An overlook of the Douro River in Porto, Portugal.
Last class's discussion of Portugal's idiosyncratic wine export market gave me reason to reflect on my 2016 vacation to Porto and the Douro Valley. I chose this region as the final stop on a wandering Iberian road-trip (also the trip during which I decided to apply to the GSB... coincidence?). I liked port wines, but I did not expect to be so thoroughly charmed by the history and geography of the area, which seemed fully devoted to its namesake libation.
I had no idea until visiting, but port wine's development spans two regions. It is grown, pressed, and barreled in the Douro Valley, and then sent down the Douro River to Vila Nova de Gaia (the town on the other side of the river from Porto) for aging. Historically, the barrels were sent in these quirky flat-bottomed boats called "barcos rabelos," (see below) although nowadays the boats are just for show and the wine is trucked. The rationale for this geographic shift is that the climate in the river valley is preferable for growing, but the cooler temperatures in the city near the coast are preferable for aging. It's a marvelously natural solution to climate control from centuries ago.
The tasting rooms in the city all offer tours amongst the barrels and other touristy charms (I definitely splurged on a live barrel-adjacent fado performance, Portugal's mournful vocal tradition, in exchange for some so-so wine, but anyone who has ridden the gondolas at Sterling in Napa can sympathize). Porto is a gorgeous and well-preserved historic city, but the real stunner is the Douro river valley itself (it's also a UNESCO world heritage region), where every inch of hillside is cultivated with vines, and the slopes spill right into the winding river.

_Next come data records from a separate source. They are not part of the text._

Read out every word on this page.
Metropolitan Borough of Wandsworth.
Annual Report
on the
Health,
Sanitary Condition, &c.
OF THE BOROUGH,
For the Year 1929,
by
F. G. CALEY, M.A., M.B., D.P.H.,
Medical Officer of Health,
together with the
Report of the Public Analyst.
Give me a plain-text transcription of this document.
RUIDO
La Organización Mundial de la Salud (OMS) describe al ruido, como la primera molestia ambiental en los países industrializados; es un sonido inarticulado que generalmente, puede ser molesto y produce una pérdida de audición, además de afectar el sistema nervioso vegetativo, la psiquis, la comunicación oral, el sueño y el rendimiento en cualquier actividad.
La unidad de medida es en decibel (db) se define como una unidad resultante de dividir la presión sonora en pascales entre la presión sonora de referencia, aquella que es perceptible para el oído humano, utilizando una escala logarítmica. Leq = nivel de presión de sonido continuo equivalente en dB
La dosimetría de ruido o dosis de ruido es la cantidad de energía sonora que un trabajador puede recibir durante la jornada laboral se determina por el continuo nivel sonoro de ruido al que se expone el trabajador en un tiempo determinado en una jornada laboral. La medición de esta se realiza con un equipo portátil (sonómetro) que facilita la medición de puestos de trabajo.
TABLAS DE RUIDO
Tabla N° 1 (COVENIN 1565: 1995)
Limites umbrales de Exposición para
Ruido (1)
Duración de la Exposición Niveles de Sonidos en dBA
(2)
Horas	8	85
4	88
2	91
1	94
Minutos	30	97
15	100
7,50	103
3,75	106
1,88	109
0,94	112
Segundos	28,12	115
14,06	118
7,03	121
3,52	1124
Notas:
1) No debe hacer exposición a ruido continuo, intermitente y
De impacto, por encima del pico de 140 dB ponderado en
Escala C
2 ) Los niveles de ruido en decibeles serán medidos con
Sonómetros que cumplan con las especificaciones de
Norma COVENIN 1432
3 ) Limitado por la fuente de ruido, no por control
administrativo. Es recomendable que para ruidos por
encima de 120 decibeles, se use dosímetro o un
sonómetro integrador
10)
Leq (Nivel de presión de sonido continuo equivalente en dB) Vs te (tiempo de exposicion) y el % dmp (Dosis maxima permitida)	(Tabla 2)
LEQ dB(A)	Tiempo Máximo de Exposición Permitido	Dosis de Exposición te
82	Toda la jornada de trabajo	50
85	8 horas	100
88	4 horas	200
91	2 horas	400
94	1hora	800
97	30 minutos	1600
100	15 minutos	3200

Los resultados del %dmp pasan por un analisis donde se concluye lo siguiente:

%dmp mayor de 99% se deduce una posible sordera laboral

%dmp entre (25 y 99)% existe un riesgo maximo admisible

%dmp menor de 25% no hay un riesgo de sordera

Another layer of confusion for me was identifying which grapes went to which bottles. All of the quintas (or vineyards) contribute to a variety of port blends, with the winemakers tasting to ensure that the taste of Dow's or Graham's remains consistent year over year, rather than highlighting the idiosyncratic flavors of various vintages. As a plus, it was one of the only wine tours I've been on where the guide invited us to pick and taste grapes right off the vines! I do not see that happening anytime soon in California...
There is literally oodles more history and detail, but I'll leave that to our academic pursuits. I encourage all of you to add Porto and Douro to your travel lists. You won't regret it!
The barcos rabelos parked along the shore of Vila Nova de Gaia, with Porto in the background.
The rooftops of the tasting rooms and barrel houses of Vila Nova da Gaia, with Porto in the background.
A fado performance in the Calem barrel house in Vila Nova de Gaia.
A scenic first glimpse of the Douro River Valley on the drive over from Porto.
A look at the Douro River from the village of Pinhão.
Panning slightly to the left...
A scenic tasting at Quinta do Bomfim in Douro, who primarily supplies Dow's.